From: "Cédric Le Goater" <clg@redhat.com>
To: "Maciej S. Szmigiero" <mail@maciej.szmigiero.name>,
Peter Xu <peterx@redhat.com>, Fabiano Rosas <farosas@suse.de>
Cc: "Alex Williamson" <alex.williamson@redhat.com>,
"Eric Blake" <eblake@redhat.com>,
"Markus Armbruster" <armbru@redhat.com>,
"Daniel P . Berrangé" <berrange@redhat.com>,
"Avihai Horon" <avihaih@nvidia.com>,
"Joao Martins" <joao.m.martins@oracle.com>,
qemu-devel@nongnu.org
Subject: Re: [PATCH v6 00/36] Multifd 🔀 device state transfer support with VFIO consumer
Date: Wed, 5 Mar 2025 10:29:44 +0100 [thread overview]
Message-ID: <4ea12608-ec9d-4eed-a20c-75f3ac6a5d0d@redhat.com> (raw)
In-Reply-To: <cover.1741124640.git.maciej.szmigiero@oracle.com>
Hello,
On 3/4/25 23:03, Maciej S. Szmigiero wrote:
> From: "Maciej S. Szmigiero" <maciej.szmigiero@oracle.com>
>
> This is an updated v6 patch series of the v5 series located here:
> https://lore.kernel.org/qemu-devel/cover.1739994627.git.maciej.szmigiero@oracle.com/
>
> What this patch set is about?
> Current live migration device state transfer is done via the main (single)

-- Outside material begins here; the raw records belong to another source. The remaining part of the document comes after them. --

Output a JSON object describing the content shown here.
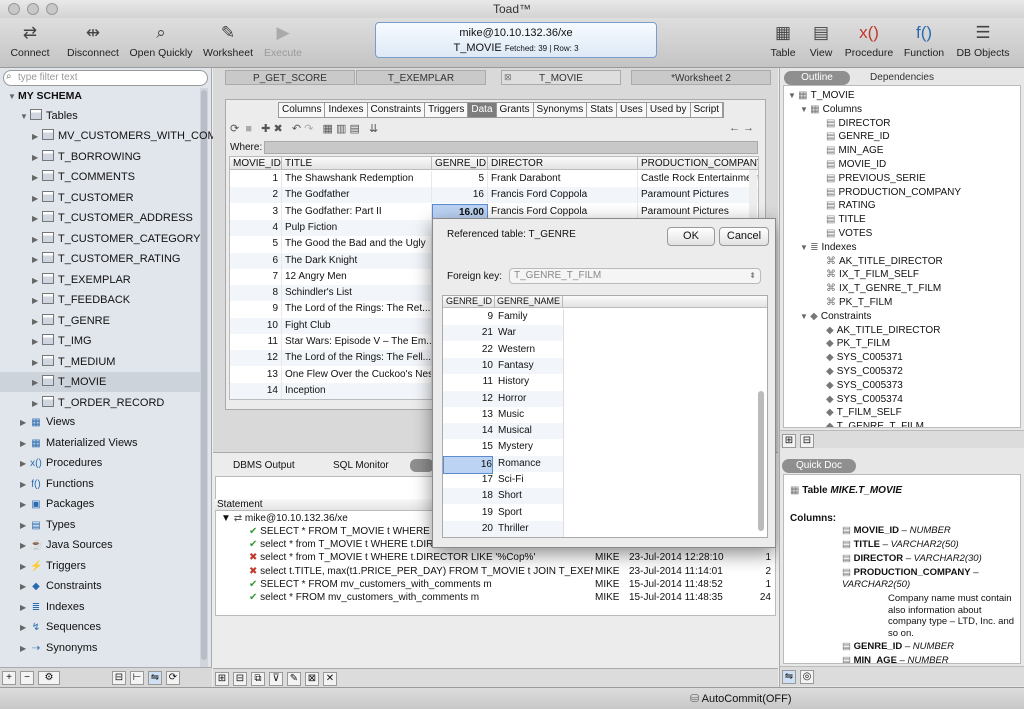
{
  "window": {
    "title": "Toad™"
  },
  "toolbar": {
    "left": [
      {
        "label": "Connect",
        "icon": "connect-icon"
      },
      {
        "label": "Disconnect",
        "icon": "disconnect-icon"
      },
      {
        "label": "Open Quickly",
        "icon": "search-icon"
      },
      {
        "label": "Worksheet",
        "icon": "worksheet-icon"
      },
      {
        "label": "Execute",
        "icon": "play-icon"
      }
    ],
    "connection": "mike@10.10.132.36/xe",
    "object": "T_MOVIE",
    "fetched": "Fetched: 39 | Row: 3",
    "right": [
      {
        "label": "Table"
      },
      {
        "label": "View"
      },
      {
        "label": "Procedure"
      },
      {
        "label": "Function"
      },
      {
        "label": "DB Objects"
      }
    ]
  },
  "sidebar": {
    "filter_placeholder": "type filter text",
    "schema": "MY SCHEMA",
    "tables_label": "Tables",
    "tables": [
      "MV_CUSTOMERS_WITH_COMM",
      "T_BORROWING",
      "T_COMMENTS",
      "T_CUSTOMER",
      "T_CUSTOMER_ADDRESS",
      "T_CUSTOMER_CATEGORY",
      "T_CUSTOMER_RATING",
      "T_EXEMPLAR",
      "T_FEEDBACK",
      "T_GENRE",
      "T_IMG",
      "T_MEDIUM",
      "T_MOVIE",
      "T_ORDER_RECORD"
    ],
    "groups": [
      "Views",
      "Materialized Views",
      "Procedures",
      "Functions",
      "Packages",
      "Types",
      "Java Sources",
      "Triggers",
      "Constraints",
      "Indexes",
      "Sequences",
      "Synonyms"
    ]
  },
  "doc_tabs": [
    "P_GET_SCORE",
    "T_EXEMPLAR",
    "T_MOVIE",
    "*Worksheet 2"
  ],
  "sub_tabs": [
    "Columns",
    "Indexes",
    "Constraints",
    "Triggers",
    "Data",
    "Grants",
    "Synonyms",
    "Stats",
    "Uses",
    "Used by",
    "Script"
  ],
  "where_label": "Where:",
  "grid": {
    "headers": [
      "MOVIE_ID",
      "TITLE",
      "GENRE_ID",
      "DIRECTOR",
      "PRODUCTION_COMPANY"
    ],
    "rows": [
      [
        "1",
        "The Shawshank Redemption",
        "5",
        "Frank Darabont",
        "Castle Rock Entertainment"
      ],
      [
        "2",
        "The Godfather",
        "16",
        "Francis Ford Coppola",
        "Paramount Pictures"
      ],
      [
        "3",
        "The Godfather: Part II",
        "16.00",
        "Francis Ford Coppola",
        "Paramount Pictures"
      ],
      [
        "4",
        "Pulp Fiction",
        "",
        "",
        ""
      ],
      [
        "5",
        "The Good the Bad and the Ugly",
        "",
        "",
        ""
      ],
      [
        "6",
        "The Dark Knight",
        "",
        "",
        ""
      ],
      [
        "7",
        "12 Angry Men",
        "",
        "",
        ""
      ],
      [
        "8",
        "Schindler's List",
        "",
        "",
        ""
      ],
      [
        "9",
        "The Lord of the Rings: The Ret...",
        "",
        "",
        ""
      ],
      [
        "10",
        "Fight Club",
        "",
        "",
        ""
      ],
      [
        "11",
        "Star Wars: Episode V – The Em...",
        "",
        "",
        ""
      ],
      [
        "12",
        "The Lord of the Rings: The Fell...",
        "",
        "",
        ""
      ],
      [
        "13",
        "One Flew Over the Cuckoo's Nest",
        "",
        "",
        ""
      ],
      [
        "14",
        "Inception",
        "",
        "",
        ""
      ]
    ]
  },
  "bottom": {
    "tabs": [
      "DBMS Output",
      "SQL Monitor"
    ],
    "statement_header": "Statement",
    "connection": "mike@10.10.132.36/xe",
    "rows": [
      {
        "sql": "SELECT * FROM T_MOVIE t WHERE t.DIRE...",
        "user": "",
        "time": "",
        "n": "",
        "ok": true
      },
      {
        "sql": "select * from T_MOVIE t WHERE t.DIRECT...",
        "user": "",
        "time": "",
        "n": "",
        "ok": true
      },
      {
        "sql": "select * from T_MOVIE t WHERE t.DIRECTOR LIKE '%Cop%'",
        "user": "MIKE",
        "time": "23-Jul-2014 12:28:10",
        "n": "1",
        "ok": false
      },
      {
        "sql": "select t.TITLE, max(t1.PRICE_PER_DAY) FROM T_MOVIE t JOIN T_EXEMPL...",
        "user": "MIKE",
        "time": "23-Jul-2014 11:14:01",
        "n": "2",
        "ok": false
      },
      {
        "sql": "SELECT * FROM mv_customers_with_comments m",
        "user": "MIKE",
        "time": "15-Jul-2014 11:48:52",
        "n": "1",
        "ok": true
      },
      {
        "sql": "select * FROM mv_customers_with_comments m",
        "user": "MIKE",
        "time": "15-Jul-2014 11:48:35",
        "n": "24",
        "ok": true
      }
    ]
  },
  "dialog": {
    "ref": "Referenced table: T_GENRE",
    "ok": "OK",
    "cancel": "Cancel",
    "fk_label": "Foreign key:",
    "fk_value": "T_GENRE_T_FILM",
    "col1": "GENRE_ID",
    "col2": "GENRE_NAME",
    "rows": [
      [
        "9",
        "Family"
      ],
      [
        "21",
        "War"
      ],
      [
        "22",
        "Western"
      ],
      [
        "10",
        "Fantasy"
      ],
      [
        "11",
        "History"
      ],
      [
        "12",
        "Horror"
      ],
      [
        "13",
        "Music"
      ],
      [
        "14",
        "Musical"
      ],
      [
        "15",
        "Mystery"
      ],
      [
        "16",
        "Romance"
      ],
      [
        "17",
        "Sci-Fi"
      ],
      [
        "18",
        "Short"
      ],
      [
        "19",
        "Sport"
      ],
      [
        "20",
        "Thriller"
      ]
    ]
  },
  "outline": {
    "tabs": [
      "Outline",
      "Dependencies"
    ],
    "root": "T_MOVIE",
    "columns_label": "Columns",
    "columns": [
      "DIRECTOR",
      "GENRE_ID",
      "MIN_AGE",
      "MOVIE_ID",
      "PREVIOUS_SERIE",
      "PRODUCTION_COMPANY",
      "RATING",
      "TITLE",
      "VOTES"
    ],
    "indexes_label": "Indexes",
    "indexes": [
      "AK_TITLE_DIRECTOR",
      "IX_T_FILM_SELF",
      "IX_T_GENRE_T_FILM",
      "PK_T_FILM"
    ],
    "constraints_label": "Constraints",
    "constraints": [
      "AK_TITLE_DIRECTOR",
      "PK_T_FILM",
      "SYS_C005371",
      "SYS_C005372",
      "SYS_C005373",
      "SYS_C005374",
      "T_FILM_SELF",
      "T_GENRE_T_FILM"
    ]
  },
  "quickdoc": {
    "tab": "Quick Doc",
    "table_prefix": "Table",
    "table_name": "MIKE.T_MOVIE",
    "columns_label": "Columns:",
    "cols": [
      {
        "name": "MOVIE_ID",
        "type": "NUMBER"
      },
      {
        "name": "TITLE",
        "type": "VARCHAR2(50)"
      },
      {
        "name": "DIRECTOR",
        "type": "VARCHAR2(30)"
      },
      {
        "name": "PRODUCTION_COMPANY",
        "type": "VARCHAR2(50)"
      }
    ],
    "note": "Company name must contain also information about company type – LTD, Inc. and so on.",
    "cols2": [
      {
        "name": "GENRE_ID",
        "type": "NUMBER"
      },
      {
        "name": "MIN_AGE",
        "type": "NUMBER"
      }
    ]
  },
  "status": {
    "autocommit": "AutoCommit(OFF)"
  }
}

> migration channel, which reduces performance and severally impacts the
> migration downtime for VMs having large device state that needs to be
> transferred during the switchover phase.
>
> Example devices that have such large switchover phase device state are some
> types of VFIO SmartNICs and GPUs.
>
> This patch set allows parallelizing this transfer by using multifd channels
> for it.
> It also introduces new load and save threads per VFIO device for decoupling
> these operations from the main migration thread.

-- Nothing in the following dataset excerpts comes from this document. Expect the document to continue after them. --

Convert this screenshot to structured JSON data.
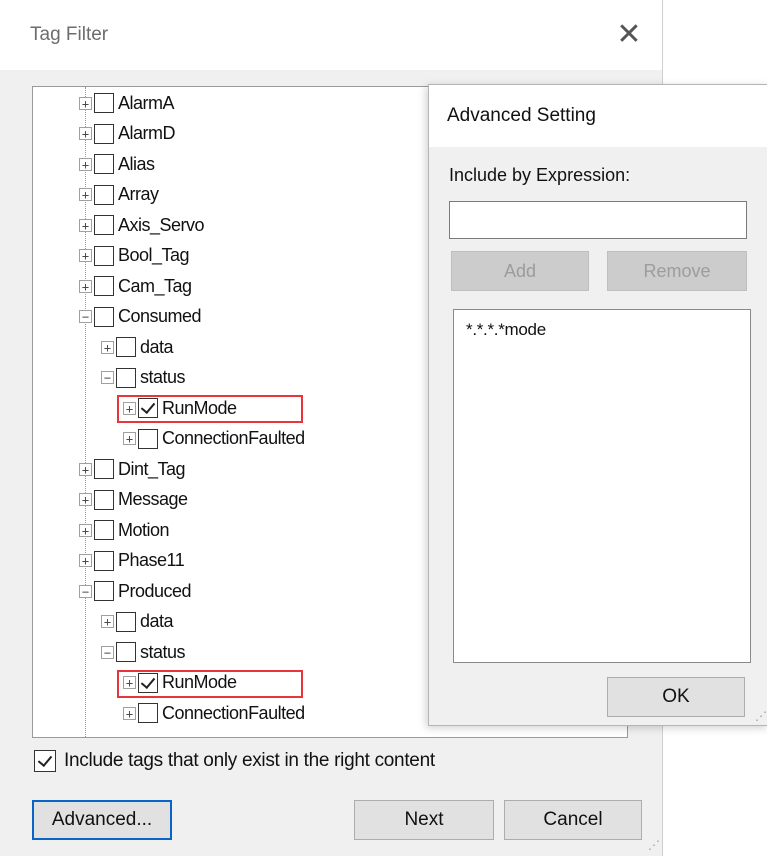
{
  "dialog": {
    "title": "Tag Filter",
    "close_glyph": "✕",
    "include_checkbox_label": "Include tags that only exist in the right content",
    "include_checked": true,
    "buttons": {
      "advanced": "Advanced...",
      "next": "Next",
      "cancel": "Cancel"
    }
  },
  "tree": {
    "items": [
      {
        "label": "AlarmA",
        "expander": "+",
        "checked": false,
        "level": 0
      },
      {
        "label": "AlarmD",
        "expander": "+",
        "checked": false,
        "level": 0
      },
      {
        "label": "Alias",
        "expander": "+",
        "checked": false,
        "level": 0
      },
      {
        "label": "Array",
        "expander": "+",
        "checked": false,
        "level": 0
      },
      {
        "label": "Axis_Servo",
        "expander": "+",
        "checked": false,
        "level": 0
      },
      {
        "label": "Bool_Tag",
        "expander": "+",
        "checked": false,
        "level": 0
      },
      {
        "label": "Cam_Tag",
        "expander": "+",
        "checked": false,
        "level": 0
      },
      {
        "label": "Consumed",
        "expander": "−",
        "checked": false,
        "level": 0
      },
      {
        "label": "data",
        "expander": "+",
        "checked": false,
        "level": 1
      },
      {
        "label": "status",
        "expander": "−",
        "checked": false,
        "level": 1
      },
      {
        "label": "RunMode",
        "expander": "+",
        "checked": true,
        "level": 2,
        "highlighted": true
      },
      {
        "label": "ConnectionFaulted",
        "expander": "+",
        "checked": false,
        "level": 2
      },
      {
        "label": "Dint_Tag",
        "expander": "+",
        "checked": false,
        "level": 0
      },
      {
        "label": "Message",
        "expander": "+",
        "checked": false,
        "level": 0
      },
      {
        "label": "Motion",
        "expander": "+",
        "checked": false,
        "level": 0
      },
      {
        "label": "Phase11",
        "expander": "+",
        "checked": false,
        "level": 0
      },
      {
        "label": "Produced",
        "expander": "−",
        "checked": false,
        "level": 0
      },
      {
        "label": "data",
        "expander": "+",
        "checked": false,
        "level": 1
      },
      {
        "label": "status",
        "expander": "−",
        "checked": false,
        "level": 1
      },
      {
        "label": "RunMode",
        "expander": "+",
        "checked": true,
        "level": 2,
        "highlighted": true
      },
      {
        "label": "ConnectionFaulted",
        "expander": "+",
        "checked": false,
        "level": 2
      }
    ]
  },
  "advanced_setting": {
    "title": "Advanced Setting",
    "expression_label": "Include by Expression:",
    "expression_value": "",
    "add_label": "Add",
    "remove_label": "Remove",
    "expressions": [
      "*.*.*.*mode"
    ],
    "ok_label": "OK"
  },
  "colors": {
    "highlight_border": "#e8343a",
    "focus_border": "#0a64c8",
    "dialog_bg": "#f0f0f0"
  }
}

> These threads run on newly introduced generic (non-AIO) thread pools,
> instantiated by the core migration core.
I think we are ready to apply 1-33. Avihai, please take a look !
7,15 and 17 still need an Ack from Peter and/or Fabiano though.
34 can be reworked a bit before -rc0.
35 is for QEMU 10.1.
36 needs some massaging. I will do that.
This can go through the vfio tree if everyone agrees.
Thanks,
C.
> Changes from v5:
> * Add bql_locked() assertion to migration_incoming_state_destroy() with a
> comment describing why holding BQL there is necessary.
>
> * Add SPDX-License-Identifier to newly added files.
>
> * Move consistency of multfd transfer settings check to the patch adding
> x-migration-multifd-transfer property.
>
> * Change packet->idx == UINT32_MAX message to the suggested one.
>
> * Use WITH_QEMU_LOCK_GUARD() in vfio_load_state_buffer().
>
> * Add vfio_load_bufs_thread_{start,end} trace events.
>
> * Invert "ret" value computation logic in vfio_load_bufs_thread() and
> vfio_multifd_save_complete_precopy_thread() - initialize "ret" to false
> at definition, remove "ret = false" at every failure/early exit block and
> add "ret = true" just before the early exit jump label.
>
> * Make vfio_load_bufs_thread_load_config() return a bool and take an
> "Error **" parameter.
>
> * Make vfio_multifd_setup() (previously called vfio_multifd_transfer_setup())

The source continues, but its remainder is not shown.